Isle of View
- First edition
- Author: Piers Anthony
- Cover artist: Darrell K. Sweet
- Language: English
- Series: Xanth series
- Genre: Fantasy
- Publisher: William Morrow
- Publication date: October 1990
- Publication place: United States
- Media type: Print
- Pages: 344
- ISBN: 0-688-10134-8
- OCLC: 22449674
- Preceded by: Man from Mundania
- Followed by: Question Quest

= Isle of View =

1990 novel by Piers Anthony

Isle of View is a fantasy novel by American writer Piers Anthony, published in 1989. It is the thirteenth book of the Xanth series.

==Plot==
Che, Chex Centaur’s winged foal, has been kidnapped by a group of goblins. It is up to Jenny, a girl from the world of Two Moons, to save him. Dolph finally has to decide whom to marry: Electra or Naga Nada.
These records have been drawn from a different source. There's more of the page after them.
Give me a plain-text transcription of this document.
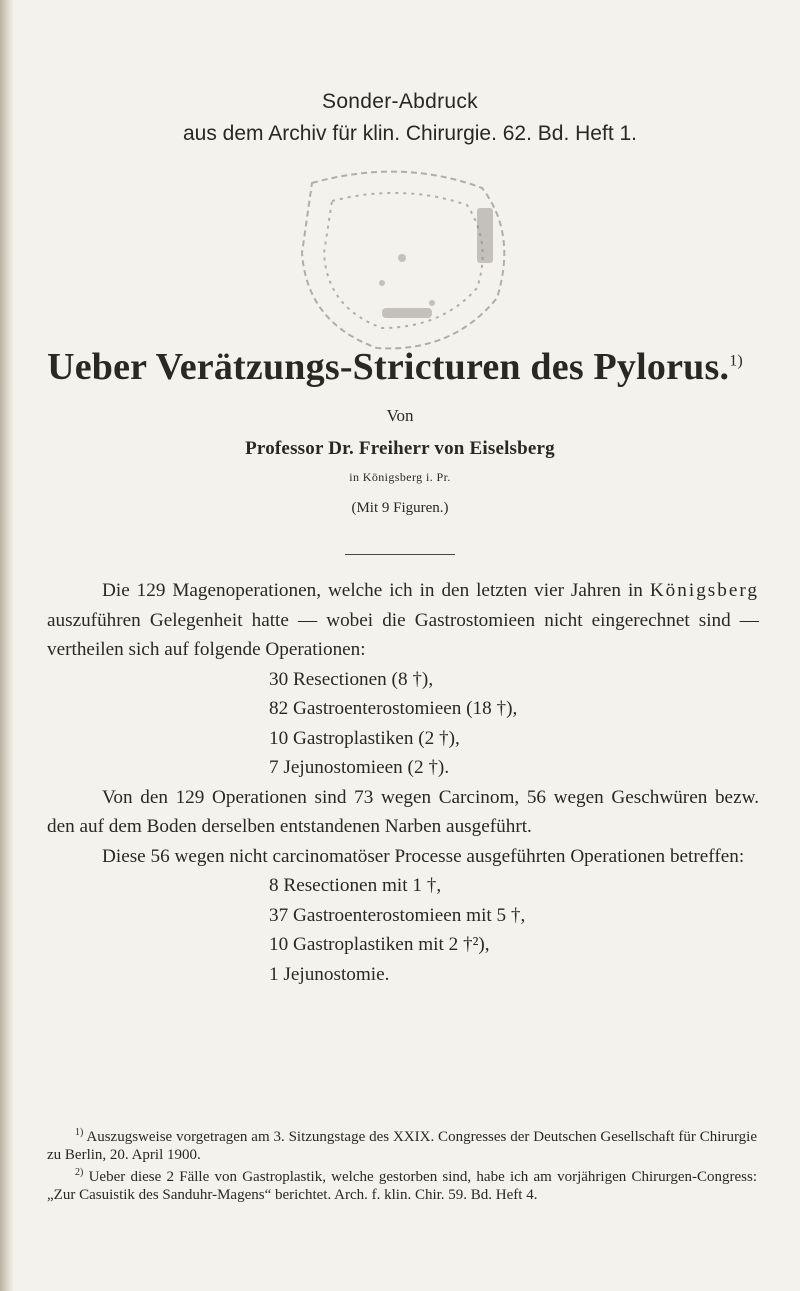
Sonder-Abdruck
aus dem Archiv für klin. Chirurgie. 62. Bd. Heft 1.
Ueber Verätzungs-Stricturen des Pylorus.$^{1)}$
Von
Professor Dr. Freiherr von Eiselsberg
in Königsberg i. Pr.
(Mit 9 Figuren.)

Die 129 Magenoperationen, welche ich in den letzten vier Jahren in Königsberg auszuführen Gelegenheit hatte — wobei die Gastrostomieen nicht eingerechnet sind — vertheilen sich auf folgende Operationen:

30 Resectionen (8 †),
82 Gastroenterostomieen (18 †),
10 Gastroplastiken (2 †),
7 Jejunostomieen (2 †).

Von den 129 Operationen sind 73 wegen Carcinom, 56 wegen Geschwüren bezw. den auf dem Boden derselben entstandenen Narben ausgeführt.

Diese 56 wegen nicht carcinomatöser Processe ausgeführten Operationen betreffen:

8 Resectionen mit 1 †,
37 Gastroenterostomieen mit 5 †,
10 Gastroplastiken mit 2 †²),
1 Jejunostomie.

$^{1)}$ Auszugsweise vorgetragen am 3. Sitzungstage des XXIX. Congresses der Deutschen Gesellschaft für Chirurgie zu Berlin, 20. April 1900.

$^{2)}$ Ueber diese 2 Fälle von Gastroplastik, welche gestorben sind, habe ich am vorjährigen Chirurgen-Congress: „Zur Casuistik des Sanduhr-Magens“ berichtet. Arch. f. klin. Chir. 59. Bd. Heft 4.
The book begins in mid-crisis: Che Centaur has been foalnapped. Jenny Elf, wandering in a myopic haze through the World of Two Moons with her cat Sammy, accidentally stumbles through a giant hole between dimensions and ends up in Xanth. Jenny eventually discovers Che being held hostage by a group of goblins, and her attempt to rescue him results in them both being captured by another band of goblins.

Nada Naga, Electra, and the original goblin gang work together and succeed in retrieving Che, Jenny, and Sammy from the new goblin kidnappers. Nada and Electra play a game of chance with the goblins to determine to whom Che goes; the goblins win. The four goblins, Che, Jenny, and Sammy go back to Goblin Mountain where Che is to live. There, Che and Jenny learn why the goblins had kidnapped Che in the first place: they wanted him to be the tutor and companion to Gwendolyn, a young goblin princess who was lame and mostly blind. Because the goblins only respect strength and power, Gwendolyn needed to be able to conceal her physical disabilities by riding on Che's back - otherwise she would be overthrown and killed.

As Che and Jenny are getting to know Gwendolyn, Che's parents call together all the winged monsters in Xanth to start a siege on Goblin Mountain. After much chaos, it is decided that Che will return to his parents, provided that they will take care of Gwendolyn as well.

Prince Dolph finally has to decide which one of his fiancees to marry: Electra or Nada.

==Trivia==
- Jenny Elf is named after a real reader, a twelve-year-old girl named Jenny Gildwarg, who was the victim of a hit-and-run accident that left her partially paralyzed. The story is also chronicled in the non-fiction account, Letters To Jenny.
- The title is a same-sounding (homophonous) phrase of "I love you", which is a pun.